Query: User funnel behavior
SELECT
user_id,
MIN(CASE WHEN event_type = 'email_open' THEN event_time END) AS opened_email,
MIN(CASE WHEN event_type = 'site_visit' THEN event_time END) AS visited_site,
MIN(CASE WHEN event_type = 'purchase' THEN event_time END) AS made_purchase
FROM
`project.dataset.user_events`
GROUP BY user_id;
This shows the earliest touchpoints for each user in their journey.
Conclusion
BigQuery is transforming the way data analysts work. It combines the familiarity of SQL with the power of Google Cloud, making it possible to analyze billions of rows without needing to manage infrastructure. With hands-on examples ranging from basic queries to predictive modeling, this guide has provided a practical foundation to grow your skills.
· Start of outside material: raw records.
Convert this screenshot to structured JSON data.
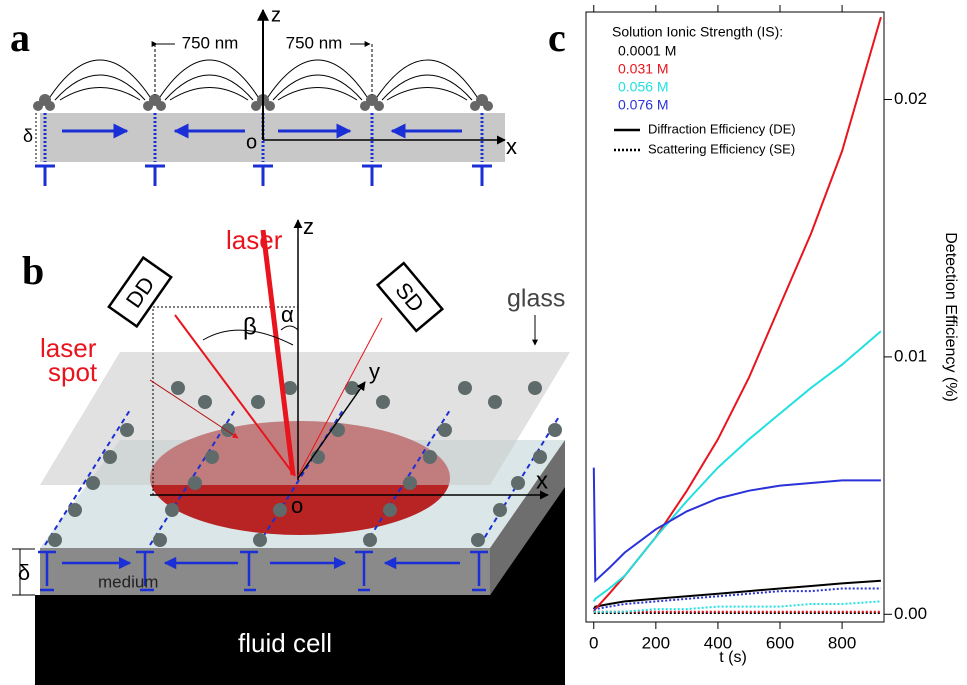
{
  "panel_a": {
    "label": "a",
    "spacing_left": "750 nm",
    "spacing_right": "750 nm",
    "z": "z",
    "x": "x",
    "origin": "o",
    "thickness": "δ"
  },
  "panel_b": {
    "label": "b",
    "laser": "laser",
    "z": "z",
    "diffraction_detector": "DD",
    "scattering_detector": "SD",
    "glass": "glass",
    "laser_spot": [
      "laser",
      "spot"
    ],
    "beta": "β",
    "alpha": "α",
    "y": "y",
    "x": "x",
    "origin": "o",
    "thickness": "δ",
    "medium": "medium",
    "fluid_cell": "fluid cell"
  },
  "chart_data": {
    "type": "line",
    "panel_label": "c",
    "legend_title": "Solution Ionic Strength (IS):",
    "style_legend": [
      "Diffraction Efficiency (DE)",
      "Scattering Efficiency (SE)"
    ],
    "x_label": "t (s)",
    "y_label": "Detection Efficiency (%)",
    "x": [
      0,
      5,
      50,
      100,
      200,
      300,
      400,
      500,
      600,
      700,
      800,
      925
    ],
    "series": [
      {
        "name": "0.0001 M",
        "color": "#000000",
        "values": [
          0.0002,
          0.0003,
          0.0004,
          0.0005,
          0.0006,
          0.0007,
          0.0008,
          0.0009,
          0.001,
          0.0011,
          0.0012,
          0.0013
        ],
        "se_values": [
          5e-05,
          5e-05,
          5e-05,
          5e-05,
          5e-05,
          5e-05,
          5e-05,
          5e-05,
          5e-05,
          5e-05,
          5e-05,
          5e-05
        ]
      },
      {
        "name": "0.031 M",
        "color": "#e8141e",
        "values": [
          0.0001,
          0.0002,
          0.0008,
          0.0015,
          0.003,
          0.0048,
          0.0068,
          0.0092,
          0.012,
          0.0148,
          0.018,
          0.0232
        ],
        "se_values": [
          0.0001,
          0.0001,
          0.0001,
          0.0001,
          0.0001,
          0.0001,
          0.0001,
          0.0001,
          0.0001,
          0.0001,
          0.0001,
          0.0001
        ]
      },
      {
        "name": "0.056 M",
        "color": "#22e0e0",
        "values": [
          0.0005,
          0.0006,
          0.001,
          0.0015,
          0.003,
          0.0044,
          0.0057,
          0.0068,
          0.0078,
          0.0088,
          0.0097,
          0.011
        ],
        "se_values": [
          0.0001,
          0.0001,
          0.0001,
          0.0001,
          0.0002,
          0.0002,
          0.0003,
          0.0003,
          0.0003,
          0.0004,
          0.0004,
          0.0005
        ]
      },
      {
        "name": "0.076 M",
        "color": "#2a32d8",
        "values": [
          0.0057,
          0.0013,
          0.0018,
          0.0024,
          0.0033,
          0.004,
          0.0045,
          0.0048,
          0.005,
          0.0051,
          0.0052,
          0.0052
        ],
        "se_values": [
          0.0002,
          0.0002,
          0.0003,
          0.0004,
          0.0005,
          0.0006,
          0.0007,
          0.0008,
          0.0009,
          0.0009,
          0.001,
          0.001
        ]
      }
    ],
    "xlim": [
      -25,
      935
    ],
    "ylim": [
      -0.0003,
      0.0234
    ],
    "xticks": [
      0,
      200,
      400,
      600,
      800
    ],
    "yticks": [
      {
        "value": 0,
        "label": "0.00"
      },
      0.01,
      0.02
    ]
  }
}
Whether you’re analyzing trends, predicting outcomes, or simply automating reports, BigQuery lets you do more with data, faster and smarter.
Read:
Top 10 Azure SQL Performance Tuning Tips: A Complete Guide for Data Professionals
How to Migrate Your On-Prem SQL Server to Azure SQL: A Complete Guide
Getting Started with Azure SQL Database: A Beginner’s Guide
Authentication and IAM in GCP for C# Applications: A Comprehensive Developer’s Guide
Integrating Google Cloud AI and Machine Learning APIs in a C# Application: A Developer’s Guide
C# and Google Cloud Firestore: Building a Serverless NoSQL App
FAQs
1. Do I need to know advanced SQL to use BigQuery effectively?
No. BigQuery supports standard SQL syntax, making it beginner-friendly. You can start with basic queries and gradually adopt more complex functions like joins, window functions, and machine learning models as you grow more comfortable.
2. Can I import my own datasets into BigQuery for analysis?
Yes. You can upload CSV, JSON, or Avro files directly through the BigQuery console or use Cloud Storage for larger files. Once uploaded, you can query them like any other table.
3. Does BigQuery store data permanently, and is it secure?
BigQuery stores your data in Google Cloud and encrypts it at rest and in transit. You can also configure access using IAM roles, set expiration times on tables, and use audit logs to track access.
4. Is there a free tier available for BigQuery?
Yes. BigQuery offers a generous free tier of 1 TB of query processing per month and 10 GB of storage. This is ideal for learning, prototyping, or light analysis work.
5. Can I automate and schedule SQL queries in BigQuery?
Absolutely. BigQuery lets you schedule queries to run at regular intervals—daily, hourly, or even by the minute—directly from the interface or using Cloud Scheduler for more complex workflows.